According to the Maan News Agency, Haniyeh also urged Abbas to not succumb to external pressures placed on him to back out of the deal.

“Haniyeh called for efforts to create a political and economic safety net that would strengthen trust between the West Bank and Gaza,” reported Maan.

Meanwhile, in Ramallah, the Palestinian prime minister in the West Bank, Rami Hamdallah, tendered his resignation to Abbas on Friday evening, in another move that clears the path for a unity government. It was not immediately clear whether Abbas had accepted the resignation.

In Washington, US State Department Spokesperson Jen Psaki told reporters that Abbas had spoken to Secretary of State John Kerry on Thursday, and that he reassured the top US diplomat that a Palestinian unity government would recognize Israel.

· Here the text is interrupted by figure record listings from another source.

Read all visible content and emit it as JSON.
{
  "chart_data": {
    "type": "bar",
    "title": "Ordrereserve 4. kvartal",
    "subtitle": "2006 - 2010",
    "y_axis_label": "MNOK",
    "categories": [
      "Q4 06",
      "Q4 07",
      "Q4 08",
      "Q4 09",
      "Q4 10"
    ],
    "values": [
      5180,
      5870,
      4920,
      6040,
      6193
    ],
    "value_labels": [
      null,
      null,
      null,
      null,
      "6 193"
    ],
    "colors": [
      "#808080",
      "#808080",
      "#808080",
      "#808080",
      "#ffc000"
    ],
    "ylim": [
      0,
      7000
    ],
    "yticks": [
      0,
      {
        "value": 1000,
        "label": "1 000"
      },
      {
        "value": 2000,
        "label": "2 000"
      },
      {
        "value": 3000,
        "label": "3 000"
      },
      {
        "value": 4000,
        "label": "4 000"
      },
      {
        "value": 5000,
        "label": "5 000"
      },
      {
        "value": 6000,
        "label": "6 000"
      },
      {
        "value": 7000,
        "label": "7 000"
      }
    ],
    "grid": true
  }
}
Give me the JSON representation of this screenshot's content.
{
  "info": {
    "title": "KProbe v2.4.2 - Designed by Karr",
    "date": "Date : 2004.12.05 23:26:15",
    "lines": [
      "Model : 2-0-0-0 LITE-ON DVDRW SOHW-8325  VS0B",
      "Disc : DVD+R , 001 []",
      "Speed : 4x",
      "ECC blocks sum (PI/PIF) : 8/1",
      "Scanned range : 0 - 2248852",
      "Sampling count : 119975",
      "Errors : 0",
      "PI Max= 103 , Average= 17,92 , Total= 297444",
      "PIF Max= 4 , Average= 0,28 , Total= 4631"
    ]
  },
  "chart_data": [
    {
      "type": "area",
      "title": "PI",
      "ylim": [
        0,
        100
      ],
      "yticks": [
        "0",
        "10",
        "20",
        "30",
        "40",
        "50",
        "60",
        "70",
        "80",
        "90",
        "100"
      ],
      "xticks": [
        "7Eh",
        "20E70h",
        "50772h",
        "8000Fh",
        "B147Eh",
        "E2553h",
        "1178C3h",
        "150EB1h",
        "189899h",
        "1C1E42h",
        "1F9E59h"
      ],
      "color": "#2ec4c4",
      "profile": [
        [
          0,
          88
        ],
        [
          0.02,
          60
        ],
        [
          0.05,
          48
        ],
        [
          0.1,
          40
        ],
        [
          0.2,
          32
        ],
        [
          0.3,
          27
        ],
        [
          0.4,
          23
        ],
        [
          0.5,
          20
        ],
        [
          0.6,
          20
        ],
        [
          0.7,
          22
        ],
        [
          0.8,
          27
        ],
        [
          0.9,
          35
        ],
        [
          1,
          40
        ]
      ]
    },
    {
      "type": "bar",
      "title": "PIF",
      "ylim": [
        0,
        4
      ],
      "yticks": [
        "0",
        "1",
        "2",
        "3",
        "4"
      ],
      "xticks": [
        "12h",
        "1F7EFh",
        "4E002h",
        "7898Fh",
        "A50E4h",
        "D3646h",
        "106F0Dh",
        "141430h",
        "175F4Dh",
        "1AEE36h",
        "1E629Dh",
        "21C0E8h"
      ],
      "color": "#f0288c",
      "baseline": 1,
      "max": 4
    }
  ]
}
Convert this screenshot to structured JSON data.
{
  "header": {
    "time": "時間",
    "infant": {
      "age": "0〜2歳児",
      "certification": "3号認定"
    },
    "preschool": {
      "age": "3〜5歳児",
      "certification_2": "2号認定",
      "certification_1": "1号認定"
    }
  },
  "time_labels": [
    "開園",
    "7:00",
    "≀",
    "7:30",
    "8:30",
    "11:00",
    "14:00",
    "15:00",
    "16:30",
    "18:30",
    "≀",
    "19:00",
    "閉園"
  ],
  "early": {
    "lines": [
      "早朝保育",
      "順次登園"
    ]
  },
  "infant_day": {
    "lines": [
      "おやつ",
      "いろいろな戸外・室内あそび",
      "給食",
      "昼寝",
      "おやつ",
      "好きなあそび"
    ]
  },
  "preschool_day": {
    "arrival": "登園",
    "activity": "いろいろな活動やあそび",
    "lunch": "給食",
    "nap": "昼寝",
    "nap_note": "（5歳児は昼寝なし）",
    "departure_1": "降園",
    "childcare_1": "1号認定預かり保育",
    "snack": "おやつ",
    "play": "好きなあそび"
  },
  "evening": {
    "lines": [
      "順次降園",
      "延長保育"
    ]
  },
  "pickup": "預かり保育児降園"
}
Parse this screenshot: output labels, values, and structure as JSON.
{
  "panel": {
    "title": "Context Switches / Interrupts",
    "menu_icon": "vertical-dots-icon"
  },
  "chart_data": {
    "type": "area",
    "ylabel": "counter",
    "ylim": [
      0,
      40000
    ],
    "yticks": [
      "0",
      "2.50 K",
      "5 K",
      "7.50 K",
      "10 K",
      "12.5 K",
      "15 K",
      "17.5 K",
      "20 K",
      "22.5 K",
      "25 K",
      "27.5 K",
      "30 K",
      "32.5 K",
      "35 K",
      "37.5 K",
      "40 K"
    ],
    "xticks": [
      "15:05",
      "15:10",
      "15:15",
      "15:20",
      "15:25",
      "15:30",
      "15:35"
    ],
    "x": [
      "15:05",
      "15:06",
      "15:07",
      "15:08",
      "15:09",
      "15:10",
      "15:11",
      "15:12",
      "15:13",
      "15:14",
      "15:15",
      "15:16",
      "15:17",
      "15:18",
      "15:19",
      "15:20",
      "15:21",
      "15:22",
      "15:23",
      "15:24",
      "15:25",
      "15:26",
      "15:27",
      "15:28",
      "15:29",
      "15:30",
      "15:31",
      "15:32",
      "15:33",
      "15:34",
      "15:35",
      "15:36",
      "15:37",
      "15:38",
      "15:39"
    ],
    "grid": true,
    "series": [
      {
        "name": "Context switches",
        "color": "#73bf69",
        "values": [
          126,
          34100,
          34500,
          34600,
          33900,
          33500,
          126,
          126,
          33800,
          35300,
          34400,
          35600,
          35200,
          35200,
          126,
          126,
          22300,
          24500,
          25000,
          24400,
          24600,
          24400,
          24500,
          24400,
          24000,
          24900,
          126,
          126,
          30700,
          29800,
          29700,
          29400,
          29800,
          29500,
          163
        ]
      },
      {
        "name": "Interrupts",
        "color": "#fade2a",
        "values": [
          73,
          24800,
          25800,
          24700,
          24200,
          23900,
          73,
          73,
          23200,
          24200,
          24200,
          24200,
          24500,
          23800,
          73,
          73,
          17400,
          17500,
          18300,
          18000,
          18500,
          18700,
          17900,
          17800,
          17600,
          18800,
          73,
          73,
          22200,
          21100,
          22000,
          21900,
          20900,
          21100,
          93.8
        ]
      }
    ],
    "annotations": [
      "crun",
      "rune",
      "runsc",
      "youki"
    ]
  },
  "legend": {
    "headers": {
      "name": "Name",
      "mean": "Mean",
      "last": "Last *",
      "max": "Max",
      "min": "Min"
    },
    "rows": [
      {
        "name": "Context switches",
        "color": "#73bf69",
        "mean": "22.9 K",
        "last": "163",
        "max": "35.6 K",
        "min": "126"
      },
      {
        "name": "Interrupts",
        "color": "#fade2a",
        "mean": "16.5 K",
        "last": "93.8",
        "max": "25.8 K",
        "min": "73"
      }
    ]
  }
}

According to Psaki, the PA president told Kerry that the unity government would be his government and represent his policies. He is said to have promised Kerry that along with recognition of Israel, the future government would abide by past agreements and renounce violence.

“It’s a positive thing,” she said.

A Palestinian official told The Times of Israel on Friday that Abbas would formally present the political platform of his anticipated new government — including the provisions promised to Kerry — to the PLO Central Committee on Friday.

Earlier Friday, chief Palestinian negotiator Saeb Erekat told Sky News in Arabic that Hamas is not a terror organization and never will be.

Erekat added in the Sky News Arabic interview that Hamas is not required to recognize Israel, since there are parties in Israel which don’t recognize the state of Palestine.

“Has [Israel's Prime Minister] Netanyahu asked the Jewish Home party [an Orthodox-nationalist coalition partner] to recognize the state of Palestine?” Erekat asked. “Has Netanyahu himself recognized the state of Palestine? [Yair] Lapid [head of the centrist Yesh Atid coalition party] has not recognized the state of Palestine,” he said. Thus “Hamas is not required to recognize Israel.”

Erekat said that the PLO was responsible for negotiations with Israel. “Israel needs to understand that authority over negotiations belongs to the PLO, and all Palestinian governments so far, including the one of Ismail Haniyeh, have agreed that the authority over negotiations belongs to the PLO and to the government.”

Were the PLO to reach an agreement with Israel, Erekat said, it would be submitted to a referendum.